Los ecos de Soda Stereo tomaron el Antel Arena

La gira Soda Stereo Ecos, que dio inicio en marzo pasado en Buenos Aires y que aún tiene pendiente casi una veintena de fechas por varias ciudades de Latinoamérica y España, desembarcó el pasado sábado 2 de mayo en el Antel Arena con un lleno total. La misma reúne a los integrantes de la banda más importante de habla hispana en el continente —incluyendo la voz, guitarra e imagen del fallecido Gustavo Cerati— y atrajo a un público de diversas generaciones, desde niños hasta contemporáneos del trío, que pudieron presenciar lo más cercano a lo que pudiera ser un show de Soda en la actualidad, con un altísimo nivel tecnológico y el poder de las canciones como arma imbatible.

Por Liber Aicardi

Foto: Difusión
¿Un recital? ¿Un show tecnológico? ¿Un tributo a la figura de Cerati? ¿Un encuentro nostálgico? ¿Una película en 3D? ¿Una nueva reunión de Soda Stereo? ¿Un viaje al futuro, como lo definió Charly Alberti en el final? Si esto fuera un multiple choice, la respuesta correcta podría ser perfectamente “todas las anteriores”. Lo que vivimos el sábado en Antel Arena tuvo un poco de todo lo mencionado. Es difícil poner en palabras un espectáculo con tantas aristas diversas, donde además debemos sumarle el complemento emocional del encuentro con el sonido y la presencia digital de alguien que ya no está entre nosotros. Claro está que el resultado también está condicionado directamente al significado de la obra de Soda y Cerati en la vida musical y en el fanatismo de cada concurrente.

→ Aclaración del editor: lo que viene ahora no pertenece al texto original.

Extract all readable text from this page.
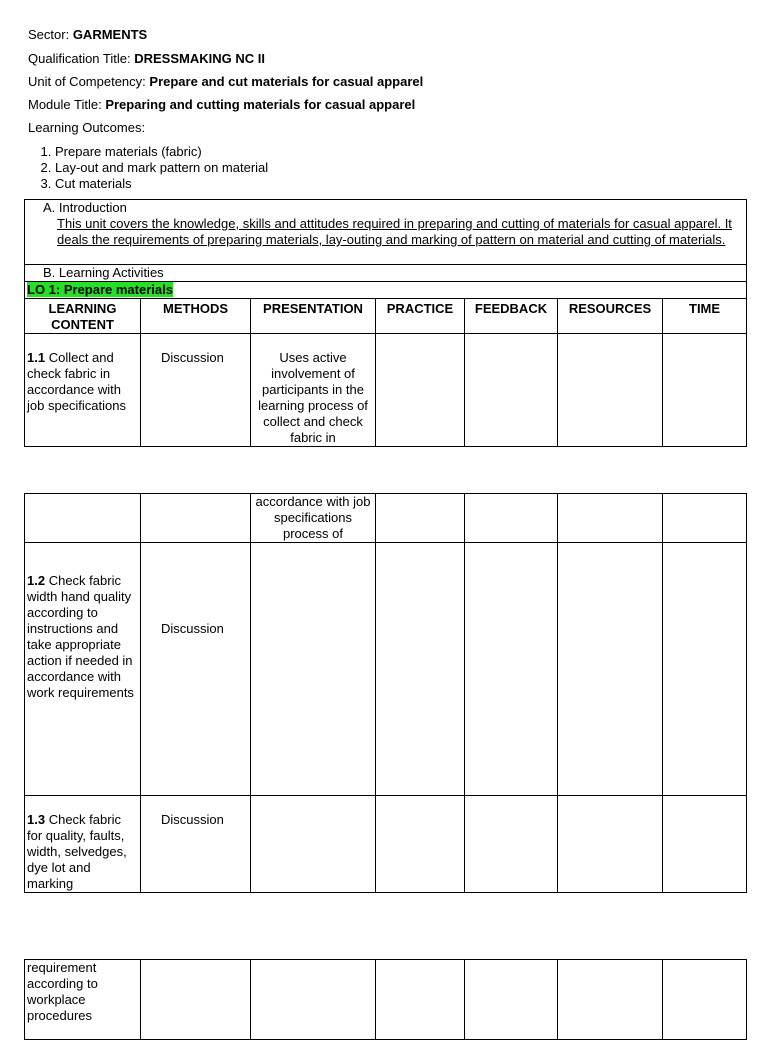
Sector: GARMENTS
Qualification Title: DRESSMAKING NC II
Unit of Competency: Prepare and cut materials for casual apparel
Module Title: Preparing and cutting materials for casual apparel
Learning Outcomes:
1. Prepare materials (fabric)
2. Lay-out and mark pattern on material
3. Cut materials
A. Introduction
This unit covers the knowledge, skills and attitudes required in preparing and cutting of materials for casual apparel. It deals the requirements of preparing materials, lay-outing and marking of pattern on material and cutting of materials.						

B. Learning Activities						

LO 1: Prepare materials						
LEARNING CONTENT	METHODS	PRESENTATION	PRACTICE	FEEDBACK	RESOURCES	TIME
1.1 Collect and check fabric in accordance with job specifications	Discussion	Uses active involvement of participants in the learning process of collect and check fabric in				
		accordance with job specifications process of				
1.2 Check fabric width hand quality according to instructions and take appropriate action if needed in accordance with work requirements	Discussion					
1.3 Check fabric for quality, faults, width, selvedges, dye lot and marking	Discussion					
requirement according to workplace procedures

Entrando en la crónica de la experiencia —creemos que es la definición más justa—, podemos decir que tuvo sus grandes aciertos y algunas patas flojas. Entre éstas, la pretendida interacción verbal entre el Cerati de la pantalla con Zeta y Charly (no tanto por el saludo del primero al bajista, sino por la respuesta de éste); un par de temas donde sólo se proyectaron visuales (uno de ellos en 3D), con el escenario vacío de músicos; los créditos en la pantalla al final mientras sonaba “Zona de Promesas”, tal como si estuviéramos en el cine; y, por supuesto, la vibra. Pero también la percepción depende de la complicidad con la que uno, como espectador, tome la propuesta. Y en eso no hay otra opción: la subjetividad manda.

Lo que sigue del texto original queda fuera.